Christ’s command to his disciples (which includes us!) to forgive and let themselves be forgiven is absolutely countercultural.
We live in a world in which the lust for vengeance passes like DNA from generation to generation among peoples and nations. We live in a litigious society in which someone always has to bear the blame and the blame always carries a price tag. On every level from marriage to international relations, to acknowledge one’s own contribution to a bad situation is a sign of weakness.
And if we dare to mention that as Christians we’re called to a life of forgiveness, someone will come back at us: “Let’s be honest— this idea of mutual forgiveness—it’s fine if we’re indulging in a fantasy about the kingdom of God. But in the short term—otherwise known as our lives— does God really want me to forgive people who have done harm—a negligent or abusive parent, a rapist or pedophile, maybe, or a tyrant like Hitler or Stalin or Idi Amin? Shouldn’t they be brought to justice?”

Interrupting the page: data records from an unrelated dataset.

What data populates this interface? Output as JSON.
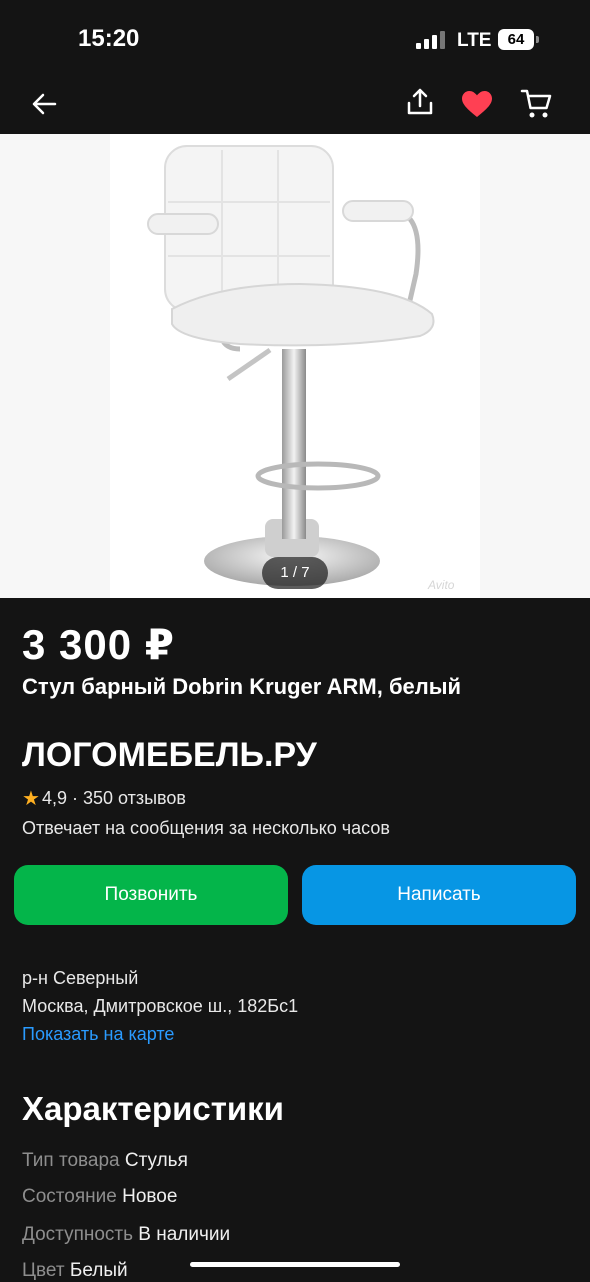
{
  "status_bar": {
    "time": "15:20",
    "network": "LTE",
    "battery": "64"
  },
  "top_bar": {
    "icons": [
      "back-arrow-icon",
      "share-icon",
      "heart-icon",
      "cart-icon"
    ],
    "favorite_color": "#ff4053"
  },
  "gallery": {
    "counter": "1 / 7",
    "watermark": "Avito"
  },
  "listing": {
    "price": "3 300 ₽",
    "title": "Стул барный Dobrin Kruger ARM, белый"
  },
  "seller": {
    "name": "ЛОГОМЕБЕЛЬ.РУ",
    "rating": "4,9",
    "reviews": "· 350 отзывов",
    "response": "Отвечает на сообщения за несколько часов"
  },
  "actions": {
    "call_label": "Позвонить",
    "write_label": "Написать",
    "call_color": "#04b54a",
    "write_color": "#0796e4"
  },
  "location": {
    "district": "р-н Северный",
    "address": "Москва, Дмитровское ш., 182Бс1",
    "map_link": "Показать на карте"
  },
  "characteristics": {
    "title": "Характеристики",
    "items": [
      {
        "key": "Тип товара",
        "value": "Стулья"
      },
      {
        "key": "Состояние",
        "value": "Новое"
      },
      {
        "key": "Доступность",
        "value": "В наличии"
      },
      {
        "key": "Цвет",
        "value": "Белый"
      }
    ]
  }
}
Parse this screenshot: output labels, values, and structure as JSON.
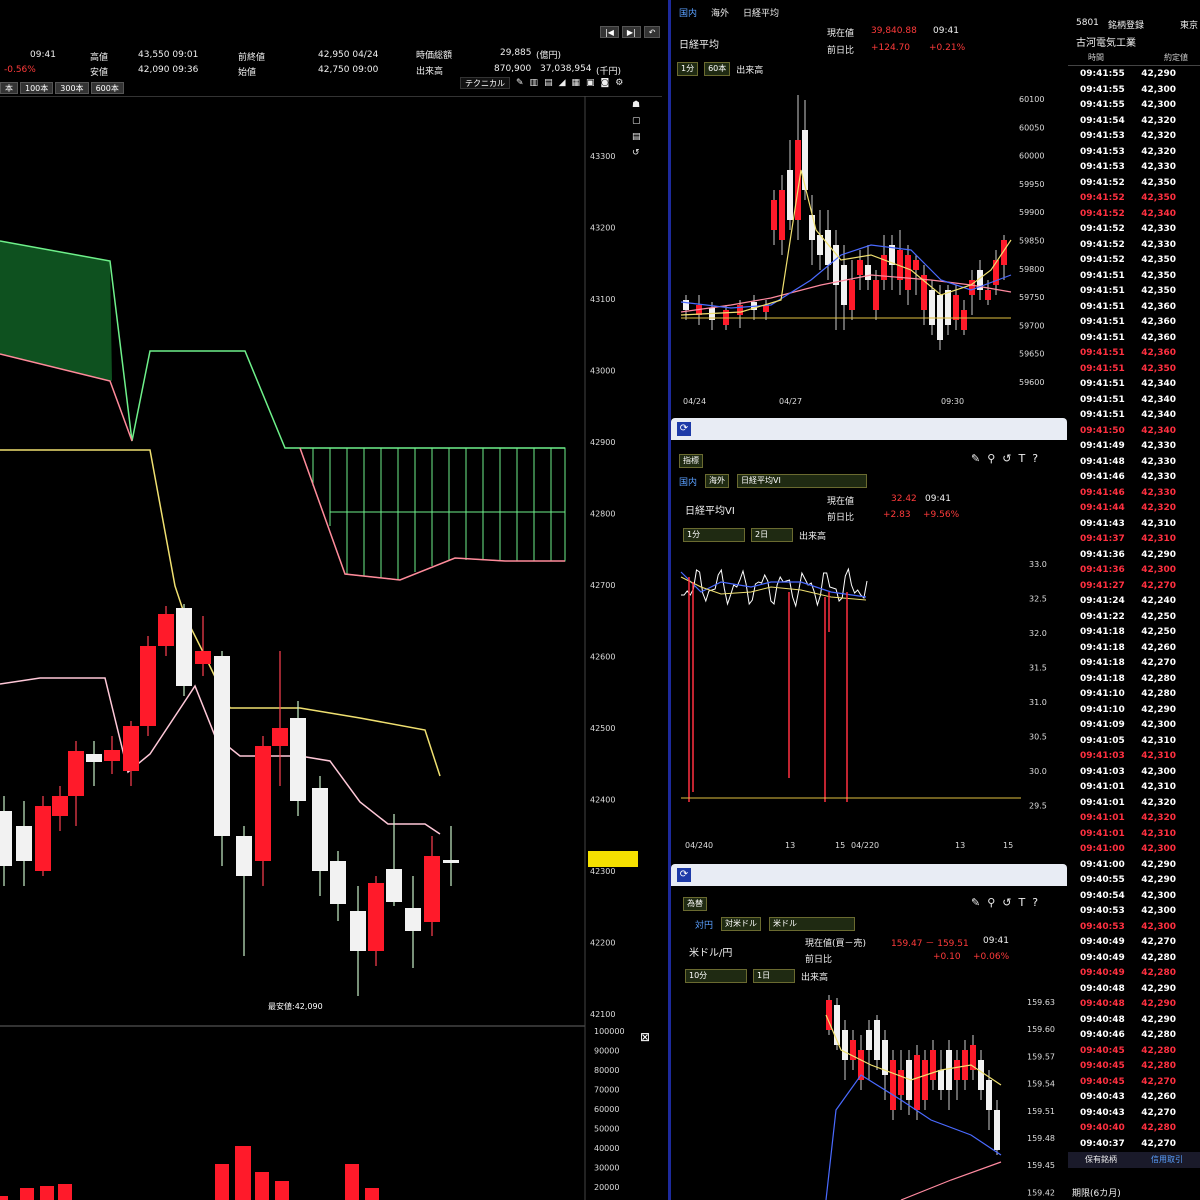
{
  "main": {
    "time": "09:41",
    "change_pct": "-0.56%",
    "high_label": "高値",
    "high_value": "43,550 09:01",
    "low_label": "安値",
    "low_value": "42,090 09:36",
    "prev_close_label": "前終値",
    "prev_close_value": "42,950 04/24",
    "open_label": "始値",
    "open_value": "42,750 09:00",
    "mktcap_label": "時価総額",
    "mktcap_value": "29,885",
    "mktcap_unit": "(億円)",
    "volume_label": "出来高",
    "volume_value": "870,900",
    "turnover_value": "37,038,954",
    "turnover_unit": "(千円)",
    "bar_buttons": [
      "本",
      "100本",
      "300本",
      "600本"
    ],
    "tech_label": "テクニカル",
    "price_axis": [
      "43300",
      "43200",
      "43100",
      "43000",
      "42900",
      "42800",
      "42700",
      "42600",
      "42500",
      "42400",
      "42300",
      "42200",
      "42100"
    ],
    "current_price_marker": "42300",
    "low_annotation": "最安値:42,090",
    "volume_axis": [
      "100000",
      "90000",
      "80000",
      "70000",
      "60000",
      "50000",
      "40000",
      "30000",
      "20000"
    ]
  },
  "nikkei": {
    "tabs": [
      "国内",
      "海外",
      "日経平均"
    ],
    "name": "日経平均",
    "price_label": "現在値",
    "price_value": "39,840.88",
    "price_time": "09:41",
    "change_label": "前日比",
    "change_value": "+124.70",
    "change_pct": "+0.21%",
    "interval": "1分",
    "bars": "60本",
    "checkbox_label": "出来高",
    "y_axis": [
      "60100",
      "60050",
      "60000",
      "59950",
      "59900",
      "59850",
      "59800",
      "59750",
      "59700",
      "59650",
      "59600"
    ],
    "x_axis": [
      "04/24",
      "04/27",
      "09:30"
    ]
  },
  "vi": {
    "category": "指標",
    "tabs": [
      "国内",
      "海外",
      "日経平均VI"
    ],
    "name": "日経平均VI",
    "price_label": "現在値",
    "price_value": "32.42",
    "price_time": "09:41",
    "change_label": "前日比",
    "change_value": "+2.83",
    "change_pct": "+9.56%",
    "interval": "1分",
    "days": "2日",
    "checkbox_label": "出来高",
    "y_axis": [
      "33.0",
      "32.5",
      "32.0",
      "31.5",
      "31.0",
      "30.5",
      "30.0",
      "29.5"
    ],
    "x_axis": [
      "04/240",
      "13",
      "15",
      "04/220",
      "13",
      "15"
    ]
  },
  "fx": {
    "category": "為替",
    "tabs": [
      "対円",
      "対米ドル",
      "米ドル"
    ],
    "name": "米ドル/円",
    "price_label": "現在値(買－売)",
    "price_value": "159.47 － 159.51",
    "price_time": "09:41",
    "change_label": "前日比",
    "change_value": "+0.10",
    "change_pct": "+0.06%",
    "interval": "10分",
    "days": "1日",
    "checkbox_label": "出来高",
    "y_axis": [
      "159.63",
      "159.60",
      "159.57",
      "159.54",
      "159.51",
      "159.48",
      "159.45",
      "159.42"
    ]
  },
  "tape": {
    "code": "5801",
    "market": "東京",
    "name_label": "銘柄登録",
    "name": "古河電気工業",
    "col_time": "時間",
    "col_price": "約定値",
    "rows": [
      [
        "09:41:55",
        "42,290",
        "w"
      ],
      [
        "09:41:55",
        "42,300",
        "w"
      ],
      [
        "09:41:55",
        "42,300",
        "w"
      ],
      [
        "09:41:54",
        "42,320",
        "w"
      ],
      [
        "09:41:53",
        "42,320",
        "w"
      ],
      [
        "09:41:53",
        "42,320",
        "w"
      ],
      [
        "09:41:53",
        "42,330",
        "w"
      ],
      [
        "09:41:52",
        "42,350",
        "w"
      ],
      [
        "09:41:52",
        "42,350",
        "r"
      ],
      [
        "09:41:52",
        "42,340",
        "r"
      ],
      [
        "09:41:52",
        "42,330",
        "w"
      ],
      [
        "09:41:52",
        "42,330",
        "w"
      ],
      [
        "09:41:52",
        "42,350",
        "w"
      ],
      [
        "09:41:51",
        "42,350",
        "w"
      ],
      [
        "09:41:51",
        "42,350",
        "w"
      ],
      [
        "09:41:51",
        "42,360",
        "w"
      ],
      [
        "09:41:51",
        "42,360",
        "w"
      ],
      [
        "09:41:51",
        "42,360",
        "w"
      ],
      [
        "09:41:51",
        "42,360",
        "r"
      ],
      [
        "09:41:51",
        "42,350",
        "r"
      ],
      [
        "09:41:51",
        "42,340",
        "w"
      ],
      [
        "09:41:51",
        "42,340",
        "w"
      ],
      [
        "09:41:51",
        "42,340",
        "w"
      ],
      [
        "09:41:50",
        "42,340",
        "r"
      ],
      [
        "09:41:49",
        "42,330",
        "w"
      ],
      [
        "09:41:48",
        "42,330",
        "w"
      ],
      [
        "09:41:46",
        "42,330",
        "w"
      ],
      [
        "09:41:46",
        "42,330",
        "r"
      ],
      [
        "09:41:44",
        "42,320",
        "r"
      ],
      [
        "09:41:43",
        "42,310",
        "w"
      ],
      [
        "09:41:37",
        "42,310",
        "r"
      ],
      [
        "09:41:36",
        "42,290",
        "w"
      ],
      [
        "09:41:36",
        "42,300",
        "r"
      ],
      [
        "09:41:27",
        "42,270",
        "r"
      ],
      [
        "09:41:24",
        "42,240",
        "w"
      ],
      [
        "09:41:22",
        "42,250",
        "w"
      ],
      [
        "09:41:18",
        "42,250",
        "w"
      ],
      [
        "09:41:18",
        "42,260",
        "w"
      ],
      [
        "09:41:18",
        "42,270",
        "w"
      ],
      [
        "09:41:18",
        "42,280",
        "w"
      ],
      [
        "09:41:10",
        "42,280",
        "w"
      ],
      [
        "09:41:10",
        "42,290",
        "w"
      ],
      [
        "09:41:09",
        "42,300",
        "w"
      ],
      [
        "09:41:05",
        "42,310",
        "w"
      ],
      [
        "09:41:03",
        "42,310",
        "r"
      ],
      [
        "09:41:03",
        "42,300",
        "w"
      ],
      [
        "09:41:01",
        "42,310",
        "w"
      ],
      [
        "09:41:01",
        "42,320",
        "w"
      ],
      [
        "09:41:01",
        "42,320",
        "r"
      ],
      [
        "09:41:01",
        "42,310",
        "r"
      ],
      [
        "09:41:00",
        "42,300",
        "r"
      ],
      [
        "09:41:00",
        "42,290",
        "w"
      ],
      [
        "09:40:55",
        "42,290",
        "w"
      ],
      [
        "09:40:54",
        "42,300",
        "w"
      ],
      [
        "09:40:53",
        "42,300",
        "w"
      ],
      [
        "09:40:53",
        "42,300",
        "r"
      ],
      [
        "09:40:49",
        "42,270",
        "w"
      ],
      [
        "09:40:49",
        "42,280",
        "w"
      ],
      [
        "09:40:49",
        "42,280",
        "r"
      ],
      [
        "09:40:48",
        "42,290",
        "w"
      ],
      [
        "09:40:48",
        "42,290",
        "r"
      ],
      [
        "09:40:48",
        "42,290",
        "w"
      ],
      [
        "09:40:46",
        "42,280",
        "w"
      ],
      [
        "09:40:45",
        "42,280",
        "r"
      ],
      [
        "09:40:45",
        "42,280",
        "r"
      ],
      [
        "09:40:45",
        "42,270",
        "r"
      ],
      [
        "09:40:43",
        "42,260",
        "w"
      ],
      [
        "09:40:43",
        "42,270",
        "w"
      ],
      [
        "09:40:40",
        "42,280",
        "r"
      ],
      [
        "09:40:37",
        "42,270",
        "w"
      ]
    ],
    "footer_left": "保有銘柄",
    "footer_right": "信用取引",
    "footer_bottom": "期限(6カ月)"
  }
}
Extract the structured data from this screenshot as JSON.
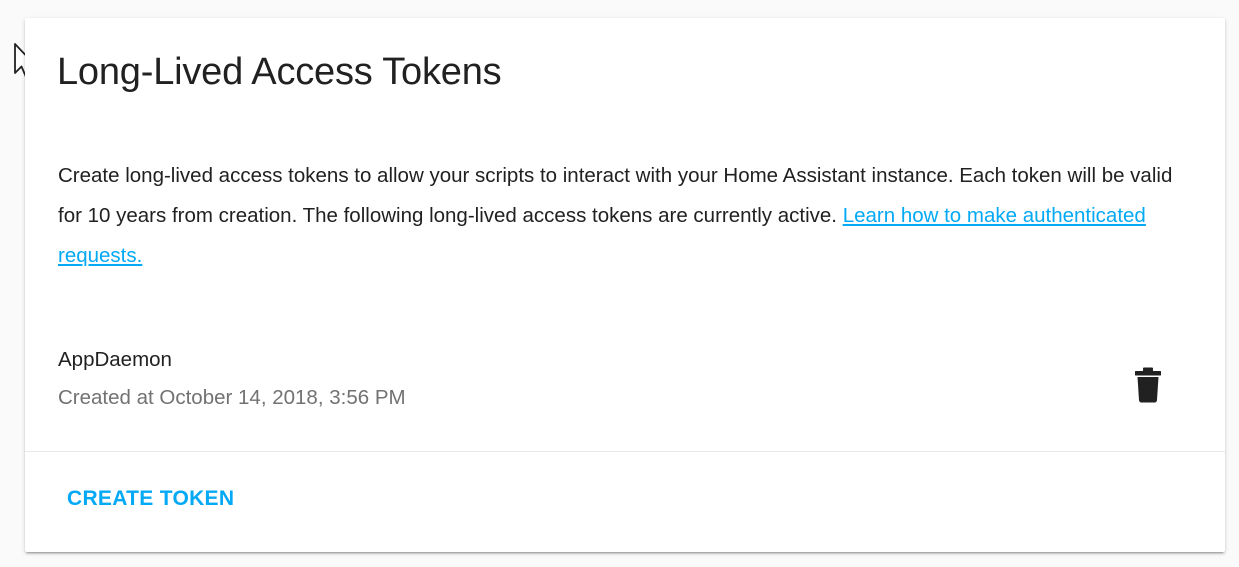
{
  "card": {
    "title": "Long-Lived Access Tokens",
    "description_text": "Create long-lived access tokens to allow your scripts to interact with your Home Assistant instance. Each token will be valid for 10 years from creation. The following long-lived access tokens are currently active. ",
    "learn_link": "Learn how to make authenticated requests."
  },
  "tokens": [
    {
      "name": "AppDaemon",
      "created": "Created at October 14, 2018, 3:56 PM",
      "delete_icon": "trash-can-icon"
    }
  ],
  "actions": {
    "create_label": "CREATE TOKEN"
  },
  "colors": {
    "accent": "#03a9f4",
    "primary_text": "#212121",
    "secondary_text": "#727272",
    "background": "#fafafa",
    "card": "#ffffff"
  }
}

But Christian forgiveness is not taking everything that happens to us with a sweet smile and a quiet, “Please walk all over me.” Forgiveness in the real world is a lot more muscular than that. Forgiveness means the heavy lifting of looking at a person who has done harm and seeing someone who is still a child of God. It doesn’t ask us to coddle them or set them free from the legal or moral consequences of their actions, but to try, try, try to do the hard work of holding them up in prayer to the justice and mercy of God.
It’s a lifetime of work and struggle, failing and succeeding. But each time we succeed, the world becomes a little different, a little better, a little closer to the vision Jesus brought us back from his death and for which we pray each time we say the Lord’s Prayer: “Forgive us our sins, as we forgive those who sin against us.”